Rob Burkett / Washburn Review

“Just yesterday morning, they let me know you were gone…”

So, over the weekend I heard from a friend that a mutual acquaintance of ours had passed away. He had been suffering in silence for a long time. He didn’t know how to reach out and get help and it ended up costing him his life.

I remembered him as a cheerful guy who always had an easy smile. Unfortunately for him he wasn’t able to outrun the demons of abuse, depression and drug abuse.

Why do I share this with you all? According to the National Institute of Mental Health, approximately 34,598 suicide deaths occured in the United States last year.

While in the overall population of the U.S. that only translates to a handful of people compared to the more than 300 million people residing within this nation, among 18-24 year old people, it is a worrisome situation. The third leading reason for death in that age bracket is suicide. For every 100,000 American youths 12.7 of them die as a result of suicide.

Many ask what could push someone to that point. For those who have been in a depression for a long time, sometimes it might seem that the only way out is an extreme act such as that.

For those with friends going through a hard time, remember always that they need you more in those moments than you can understand. Sometimes it’s just a friend to talk to and sometimes it’s just going for a walk together.

The main thing is to watch out for the warning signs of someone who might commit suicide.

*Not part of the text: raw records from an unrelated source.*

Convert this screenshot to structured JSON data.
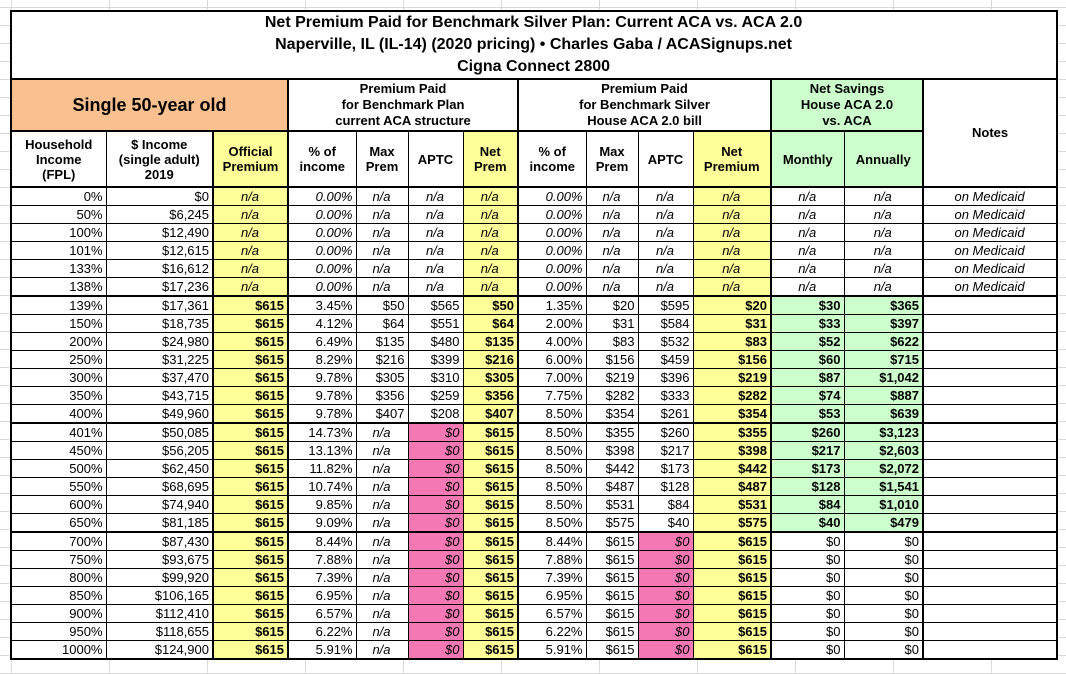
{
  "title": {
    "line1": "Net Premium Paid for Benchmark Silver Plan: Current ACA vs. ACA 2.0",
    "line2": "Naperville, IL (IL-14) (2020 pricing) • Charles Gaba / ACASignups.net",
    "line3": "Cigna Connect 2800"
  },
  "groups": {
    "demographic": "Single 50-year old",
    "aca": "Premium Paid\nfor Benchmark Plan\ncurrent ACA structure",
    "house": "Premium Paid\nfor Benchmark Silver\nHouse ACA 2.0 bill",
    "savings": "Net Savings\nHouse ACA 2.0\nvs. ACA",
    "notes": "Notes"
  },
  "columns": [
    "Household\nIncome\n(FPL)",
    "$ Income\n(single adult)\n2019",
    "Official\nPremium",
    "% of\nincome",
    "Max\nPrem",
    "APTC",
    "Net\nPrem",
    "% of\nincome",
    "Max\nPrem",
    "APTC",
    "Net\nPremium",
    "Monthly",
    "Annually"
  ],
  "colors": {
    "demographic_header": "#FAC090",
    "premium_highlight": "#FFFF99",
    "savings_highlight": "#CCFFCC",
    "zero_aptc_highlight": "#F478B4",
    "grid_border": "#000000"
  },
  "rows": [
    {
      "type": "medicaid",
      "cells": [
        "0%",
        "$0",
        "n/a",
        "0.00%",
        "n/a",
        "n/a",
        "n/a",
        "0.00%",
        "n/a",
        "n/a",
        "n/a",
        "n/a",
        "n/a",
        "on Medicaid"
      ]
    },
    {
      "type": "medicaid",
      "cells": [
        "50%",
        "$6,245",
        "n/a",
        "0.00%",
        "n/a",
        "n/a",
        "n/a",
        "0.00%",
        "n/a",
        "n/a",
        "n/a",
        "n/a",
        "n/a",
        "on Medicaid"
      ]
    },
    {
      "type": "medicaid",
      "cells": [
        "100%",
        "$12,490",
        "n/a",
        "0.00%",
        "n/a",
        "n/a",
        "n/a",
        "0.00%",
        "n/a",
        "n/a",
        "n/a",
        "n/a",
        "n/a",
        "on Medicaid"
      ]
    },
    {
      "type": "medicaid",
      "cells": [
        "101%",
        "$12,615",
        "n/a",
        "0.00%",
        "n/a",
        "n/a",
        "n/a",
        "0.00%",
        "n/a",
        "n/a",
        "n/a",
        "n/a",
        "n/a",
        "on Medicaid"
      ]
    },
    {
      "type": "medicaid",
      "cells": [
        "133%",
        "$16,612",
        "n/a",
        "0.00%",
        "n/a",
        "n/a",
        "n/a",
        "0.00%",
        "n/a",
        "n/a",
        "n/a",
        "n/a",
        "n/a",
        "on Medicaid"
      ]
    },
    {
      "type": "medicaid",
      "cells": [
        "138%",
        "$17,236",
        "n/a",
        "0.00%",
        "n/a",
        "n/a",
        "n/a",
        "0.00%",
        "n/a",
        "n/a",
        "n/a",
        "n/a",
        "n/a",
        "on Medicaid"
      ]
    },
    {
      "type": "subsidized",
      "cells": [
        "139%",
        "$17,361",
        "$615",
        "3.45%",
        "$50",
        "$565",
        "$50",
        "1.35%",
        "$20",
        "$595",
        "$20",
        "$30",
        "$365",
        ""
      ]
    },
    {
      "type": "subsidized",
      "cells": [
        "150%",
        "$18,735",
        "$615",
        "4.12%",
        "$64",
        "$551",
        "$64",
        "2.00%",
        "$31",
        "$584",
        "$31",
        "$33",
        "$397",
        ""
      ]
    },
    {
      "type": "subsidized",
      "cells": [
        "200%",
        "$24,980",
        "$615",
        "6.49%",
        "$135",
        "$480",
        "$135",
        "4.00%",
        "$83",
        "$532",
        "$83",
        "$52",
        "$622",
        ""
      ]
    },
    {
      "type": "subsidized",
      "cells": [
        "250%",
        "$31,225",
        "$615",
        "8.29%",
        "$216",
        "$399",
        "$216",
        "6.00%",
        "$156",
        "$459",
        "$156",
        "$60",
        "$715",
        ""
      ]
    },
    {
      "type": "subsidized",
      "cells": [
        "300%",
        "$37,470",
        "$615",
        "9.78%",
        "$305",
        "$310",
        "$305",
        "7.00%",
        "$219",
        "$396",
        "$219",
        "$87",
        "$1,042",
        ""
      ]
    },
    {
      "type": "subsidized",
      "cells": [
        "350%",
        "$43,715",
        "$615",
        "9.78%",
        "$356",
        "$259",
        "$356",
        "7.75%",
        "$282",
        "$333",
        "$282",
        "$74",
        "$887",
        ""
      ]
    },
    {
      "type": "subsidized",
      "cells": [
        "400%",
        "$49,960",
        "$615",
        "9.78%",
        "$407",
        "$208",
        "$407",
        "8.50%",
        "$354",
        "$261",
        "$354",
        "$53",
        "$639",
        ""
      ]
    },
    {
      "type": "cliff",
      "cells": [
        "401%",
        "$50,085",
        "$615",
        "14.73%",
        "n/a",
        "$0",
        "$615",
        "8.50%",
        "$355",
        "$260",
        "$355",
        "$260",
        "$3,123",
        ""
      ]
    },
    {
      "type": "cliff",
      "cells": [
        "450%",
        "$56,205",
        "$615",
        "13.13%",
        "n/a",
        "$0",
        "$615",
        "8.50%",
        "$398",
        "$217",
        "$398",
        "$217",
        "$2,603",
        ""
      ]
    },
    {
      "type": "cliff",
      "cells": [
        "500%",
        "$62,450",
        "$615",
        "11.82%",
        "n/a",
        "$0",
        "$615",
        "8.50%",
        "$442",
        "$173",
        "$442",
        "$173",
        "$2,072",
        ""
      ]
    },
    {
      "type": "cliff",
      "cells": [
        "550%",
        "$68,695",
        "$615",
        "10.74%",
        "n/a",
        "$0",
        "$615",
        "8.50%",
        "$487",
        "$128",
        "$487",
        "$128",
        "$1,541",
        ""
      ]
    },
    {
      "type": "cliff",
      "cells": [
        "600%",
        "$74,940",
        "$615",
        "9.85%",
        "n/a",
        "$0",
        "$615",
        "8.50%",
        "$531",
        "$84",
        "$531",
        "$84",
        "$1,010",
        ""
      ]
    },
    {
      "type": "cliff",
      "cells": [
        "650%",
        "$81,185",
        "$615",
        "9.09%",
        "n/a",
        "$0",
        "$615",
        "8.50%",
        "$575",
        "$40",
        "$575",
        "$40",
        "$479",
        ""
      ]
    },
    {
      "type": "over650",
      "cells": [
        "700%",
        "$87,430",
        "$615",
        "8.44%",
        "n/a",
        "$0",
        "$615",
        "8.44%",
        "$615",
        "$0",
        "$615",
        "$0",
        "$0",
        ""
      ]
    },
    {
      "type": "over650",
      "cells": [
        "750%",
        "$93,675",
        "$615",
        "7.88%",
        "n/a",
        "$0",
        "$615",
        "7.88%",
        "$615",
        "$0",
        "$615",
        "$0",
        "$0",
        ""
      ]
    },
    {
      "type": "over650",
      "cells": [
        "800%",
        "$99,920",
        "$615",
        "7.39%",
        "n/a",
        "$0",
        "$615",
        "7.39%",
        "$615",
        "$0",
        "$615",
        "$0",
        "$0",
        ""
      ]
    },
    {
      "type": "over650",
      "cells": [
        "850%",
        "$106,165",
        "$615",
        "6.95%",
        "n/a",
        "$0",
        "$615",
        "6.95%",
        "$615",
        "$0",
        "$615",
        "$0",
        "$0",
        ""
      ]
    },
    {
      "type": "over650",
      "cells": [
        "900%",
        "$112,410",
        "$615",
        "6.57%",
        "n/a",
        "$0",
        "$615",
        "6.57%",
        "$615",
        "$0",
        "$615",
        "$0",
        "$0",
        ""
      ]
    },
    {
      "type": "over650",
      "cells": [
        "950%",
        "$118,655",
        "$615",
        "6.22%",
        "n/a",
        "$0",
        "$615",
        "6.22%",
        "$615",
        "$0",
        "$615",
        "$0",
        "$0",
        ""
      ]
    },
    {
      "type": "over650",
      "cells": [
        "1000%",
        "$124,900",
        "$615",
        "5.91%",
        "n/a",
        "$0",
        "$615",
        "5.91%",
        "$615",
        "$0",
        "$615",
        "$0",
        "$0",
        ""
      ]
    }
  ]
}
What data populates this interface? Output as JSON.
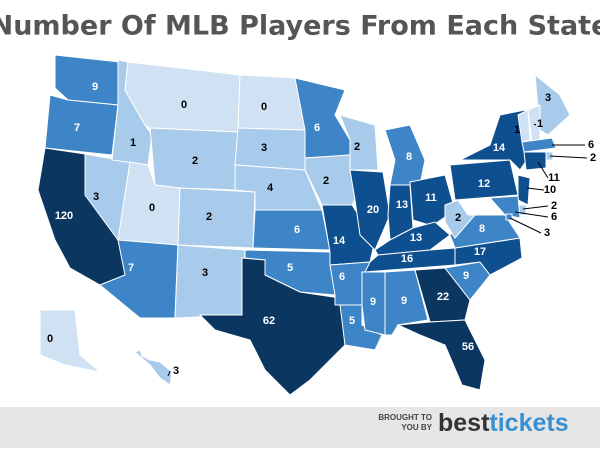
{
  "title": "Number Of MLB Players From Each State",
  "map": {
    "states": [
      {
        "value": 9,
        "color": "#3d85c6"
      },
      {
        "value": 7,
        "color": "#3d85c6"
      },
      {
        "value": 120,
        "color": "#0b3660"
      },
      {
        "value": 3,
        "color": "#a8cbeb"
      },
      {
        "value": 1,
        "color": "#a8cbeb"
      },
      {
        "value": 0,
        "color": "#cfe1f2"
      },
      {
        "value": 2,
        "color": "#a8cbeb"
      },
      {
        "value": 0,
        "color": "#cfe1f2"
      },
      {
        "value": 7,
        "color": "#3d85c6"
      },
      {
        "value": 2,
        "color": "#a8cbeb"
      },
      {
        "value": 3,
        "color": "#a8cbeb"
      },
      {
        "value": 0,
        "color": "#cfe1f2"
      },
      {
        "value": 3,
        "color": "#a8cbeb"
      },
      {
        "value": 4,
        "color": "#a8cbeb"
      },
      {
        "value": 6,
        "color": "#3d85c6"
      },
      {
        "value": 5,
        "color": "#3d85c6"
      },
      {
        "value": 62,
        "color": "#0b3660"
      },
      {
        "value": 6,
        "color": "#3d85c6"
      },
      {
        "value": 2,
        "color": "#a8cbeb"
      },
      {
        "value": 14,
        "color": "#0e4f8f"
      },
      {
        "value": 6,
        "color": "#3d85c6"
      },
      {
        "value": 5,
        "color": "#3d85c6"
      },
      {
        "value": 2,
        "color": "#a8cbeb"
      },
      {
        "value": 20,
        "color": "#0e4f8f"
      },
      {
        "value": 8,
        "color": "#3d85c6"
      },
      {
        "value": 13,
        "color": "#0e4f8f"
      },
      {
        "value": 11,
        "color": "#0e4f8f"
      },
      {
        "value": 13,
        "color": "#0e4f8f"
      },
      {
        "value": 16,
        "color": "#0e4f8f"
      },
      {
        "value": 9,
        "color": "#3d85c6"
      },
      {
        "value": 9,
        "color": "#3d85c6"
      },
      {
        "value": 22,
        "color": "#0b3660"
      },
      {
        "value": 56,
        "color": "#0b3660"
      },
      {
        "value": 9,
        "color": "#3d85c6"
      },
      {
        "value": 17,
        "color": "#0e4f8f"
      },
      {
        "value": 8,
        "color": "#3d85c6"
      },
      {
        "value": 2,
        "color": "#a8cbeb"
      },
      {
        "value": 12,
        "color": "#0e4f8f"
      },
      {
        "value": 14,
        "color": "#0e4f8f"
      },
      {
        "value": 3,
        "color": "#a8cbeb"
      },
      {
        "value": 1,
        "color": "#cfe1f2"
      },
      {
        "value": 1,
        "color": "#cfe1f2"
      },
      {
        "value": 6,
        "color": "#3d85c6"
      },
      {
        "value": 2,
        "color": "#a8cbeb"
      },
      {
        "value": 11,
        "color": "#0e4f8f"
      },
      {
        "value": 10,
        "color": "#0e4f8f"
      },
      {
        "value": 2,
        "color": "#a8cbeb"
      },
      {
        "value": 6,
        "color": "#3d85c6"
      },
      {
        "value": 3,
        "color": "#3d85c6"
      },
      {
        "value": 0,
        "color": "#cfe1f2"
      },
      {
        "value": 3,
        "color": "#a8cbeb"
      }
    ]
  },
  "footer": {
    "line1": "BROUGHT TO",
    "line2": "YOU BY",
    "logo_a": "best",
    "logo_b": "tickets"
  }
}
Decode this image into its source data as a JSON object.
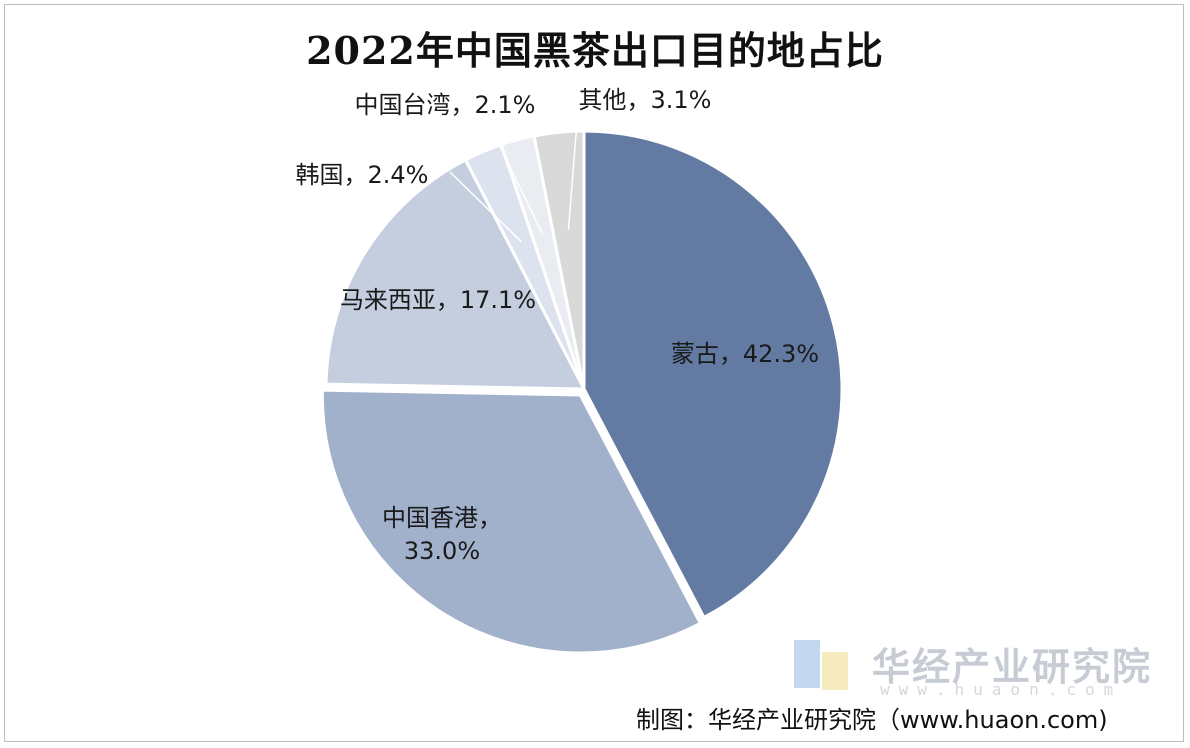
{
  "chart_data": {
    "type": "pie",
    "title": "2022年中国黑茶出口目的地占比",
    "slices": [
      {
        "name": "蒙古",
        "value": 42.3,
        "label": "蒙古，42.3%",
        "color": "#637ba3"
      },
      {
        "name": "中国香港",
        "value": 33.0,
        "label": "中国香港，33.0%",
        "label_lines": [
          "中国香港，",
          "33.0%"
        ],
        "color": "#a2b1cb"
      },
      {
        "name": "马来西亚",
        "value": 17.1,
        "label": "马来西亚，17.1%",
        "color": "#c4cedf"
      },
      {
        "name": "韩国",
        "value": 2.4,
        "label": "韩国，2.4%",
        "color": "#dde3ee"
      },
      {
        "name": "中国台湾",
        "value": 2.1,
        "label": "中国台湾，2.1%",
        "color": "#e9ecf1"
      },
      {
        "name": "其他",
        "value": 3.1,
        "label": "其他，3.1%",
        "color": "#d9d9d9"
      }
    ]
  },
  "watermark": {
    "brand": "华经产业研究院",
    "domain": "www.huaon.com",
    "logo_colors": [
      "#a9c6e8",
      "#f1e3a3"
    ]
  },
  "source_note": "制图：华经产业研究院（www.huaon.com)"
}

If you have a friend who is seemingly always depressed and never seems to have energy, talk to them. There is a misconception that people who are on the road to suicide don’t want to talk or engage with the world.

This assertion in most instances is the farthest from the truth. They are looking for someone to care about them. Many people who are up to that point live in situations where they feel isolated.

Compound that with drug abuse and you need to get help immediately for whoever it is that you know. One of the reasons that college students are at such high risk for such circumstances is, in many cases, they are far from home for the first time. In some cases they don’t know how to handle the combination of peer pressure and binge drinking.

While I know that most students at Washburn aren’t crazy alcoholics, some people respond to drinking in different ways. There are some out there who, once they drink, become depressed easily. If you know someone who does, don’t abandon them because they are, “bringing down the party.”

Cut them off, clean them up and talk to them about what it is that is bothering them. Don’t look back on things and live with the regret that a few words might have been the difference between them being there and not.

For those wondering where they can get help, either for a friend or for themselves, speak to the YWCA of Topeka. They have people who assist with domestic battery cases, suicidally depressed people and others who are hurting.

Just know that no matter what, someone cares. Jeff didn’t know that, and there are more people who will miss him than he ever knew.